In dieser hochmittelalterlichen Bedeutung von glos(s)a im Sinne von ‚autoritativer Kommentar’ wurde das Wort in der Form glôs(e), glôsz ins Mittelhochdeutsche übernommen und in Neuhochdeutscher Zeit seit dem 17. Jahrhundert wieder in Anlehnung an das Griechische und Lateinische als „Glosse“ standardisiert, wobei das Wort in der deutschen Umgangssprache des 18. und 19. Jahrhunderts auch die Bedeutung „spöttische Bemerkung, Ausspruch“ annahm.
- Mittelalterliche Glossen-Handschriften: Abrogans, Kasseler Gespräche, Reichenauer Glossen
Journalistische Glosse
Im modernen Journalismus bezeichnet man als Glosse einen kurzen, pointierten Meinungsbeitrag, der sich von Kommentar und Leitartikel durch seinen polemischen, satirischen oder feuilletonistischen Charakter unterscheidet.

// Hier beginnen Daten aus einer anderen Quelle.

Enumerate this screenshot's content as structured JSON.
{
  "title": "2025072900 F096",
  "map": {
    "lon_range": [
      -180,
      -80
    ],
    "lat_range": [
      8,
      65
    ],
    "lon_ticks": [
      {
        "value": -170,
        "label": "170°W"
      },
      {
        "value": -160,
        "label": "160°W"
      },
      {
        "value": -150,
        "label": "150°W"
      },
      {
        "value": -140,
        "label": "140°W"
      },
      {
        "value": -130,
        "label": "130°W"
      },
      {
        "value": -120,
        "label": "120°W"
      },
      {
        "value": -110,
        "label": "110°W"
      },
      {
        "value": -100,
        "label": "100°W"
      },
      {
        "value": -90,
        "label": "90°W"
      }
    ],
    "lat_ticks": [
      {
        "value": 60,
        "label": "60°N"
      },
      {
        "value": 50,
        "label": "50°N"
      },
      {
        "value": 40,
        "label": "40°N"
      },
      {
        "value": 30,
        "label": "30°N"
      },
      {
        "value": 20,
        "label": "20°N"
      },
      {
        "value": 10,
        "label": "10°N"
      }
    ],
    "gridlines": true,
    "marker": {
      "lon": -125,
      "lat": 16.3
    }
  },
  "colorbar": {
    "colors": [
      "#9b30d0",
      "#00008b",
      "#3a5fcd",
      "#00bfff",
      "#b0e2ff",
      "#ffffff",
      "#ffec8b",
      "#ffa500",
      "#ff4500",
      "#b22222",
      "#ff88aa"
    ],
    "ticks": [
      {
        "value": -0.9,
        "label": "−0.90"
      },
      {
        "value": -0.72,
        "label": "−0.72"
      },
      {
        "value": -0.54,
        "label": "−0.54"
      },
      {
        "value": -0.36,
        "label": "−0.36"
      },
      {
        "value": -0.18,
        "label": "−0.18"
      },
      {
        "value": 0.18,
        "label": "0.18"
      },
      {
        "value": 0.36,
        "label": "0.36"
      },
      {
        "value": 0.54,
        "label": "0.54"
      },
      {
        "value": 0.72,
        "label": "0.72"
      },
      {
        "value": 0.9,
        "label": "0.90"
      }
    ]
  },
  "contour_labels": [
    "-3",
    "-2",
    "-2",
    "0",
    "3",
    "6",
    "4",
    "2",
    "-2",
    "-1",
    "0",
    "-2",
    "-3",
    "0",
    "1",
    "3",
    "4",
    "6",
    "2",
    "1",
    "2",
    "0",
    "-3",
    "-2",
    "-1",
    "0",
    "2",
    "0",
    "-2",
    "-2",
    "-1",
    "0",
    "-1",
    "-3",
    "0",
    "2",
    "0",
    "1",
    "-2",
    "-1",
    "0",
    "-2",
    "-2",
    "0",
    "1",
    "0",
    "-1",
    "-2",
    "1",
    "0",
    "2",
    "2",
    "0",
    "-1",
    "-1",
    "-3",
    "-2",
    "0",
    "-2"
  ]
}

Journalistische Glossen werden verfasst sowohl zu lustigen als auch zu ernsten Themen, zu „großen“ weltpolitischen ebenso wie zu „kleinen“ lokalen Ereignissen. Dabei ist es für die Lokalglosse, auch Lokalspitze oder Spitze genannt, von besonderem Reiz, das Fundstück einer unscheinbaren lokalen Begebenheit in eine „größere“ Thematik einzubetten.[2] Für beide, für die Glosse in der überregionalen Presse wie für die Lokalglosse, gilt gleichermaßen, dass ihre überzeugende oder unterhaltende Wirkung von der formal und inhaltlich leichten Eleganz des Textes abhängt, zu der eine verblüffende Überschrift, Wortspiele, Wissens- und Bildungshäppchen, ein überraschender Schlussgag und – vor allem – Komik beitragen. Häufig angewandte Stilmittel sind Ironie und Übertreibung (Hyperbel). „Die Glosse ist die kürzeste und daher die schwerste journalistische Stilform.“ (Emil Dovifat) Häufig tritt die Glosse als Kolumne auf, also in einer Zeitung an gleicher Stelle wiederkehrend. Ein Beispiel ist das Streiflicht auf der Titelseite der Süddeutschen Zeitung.
Eine Sonderform bildet die journalistische Sprachglosse. Sie kommentiert Erscheinungen des zeitgenössischen Sprachgebrauchs mehr oder minder kritisch und setzt sie dann oft auch in Beziehung zu allgemeineren kulturellen und gesellschaftlichen Entwicklungen. In Staaten mit eingeschränkter Pressefreiheit verstecken Schriftsteller und Journalisten ihre Regimekritik mitunter in Sprachglossen, so in der Vergangenheit in Deutschland während der Zeit des Nationalsozialismus und in der DDR.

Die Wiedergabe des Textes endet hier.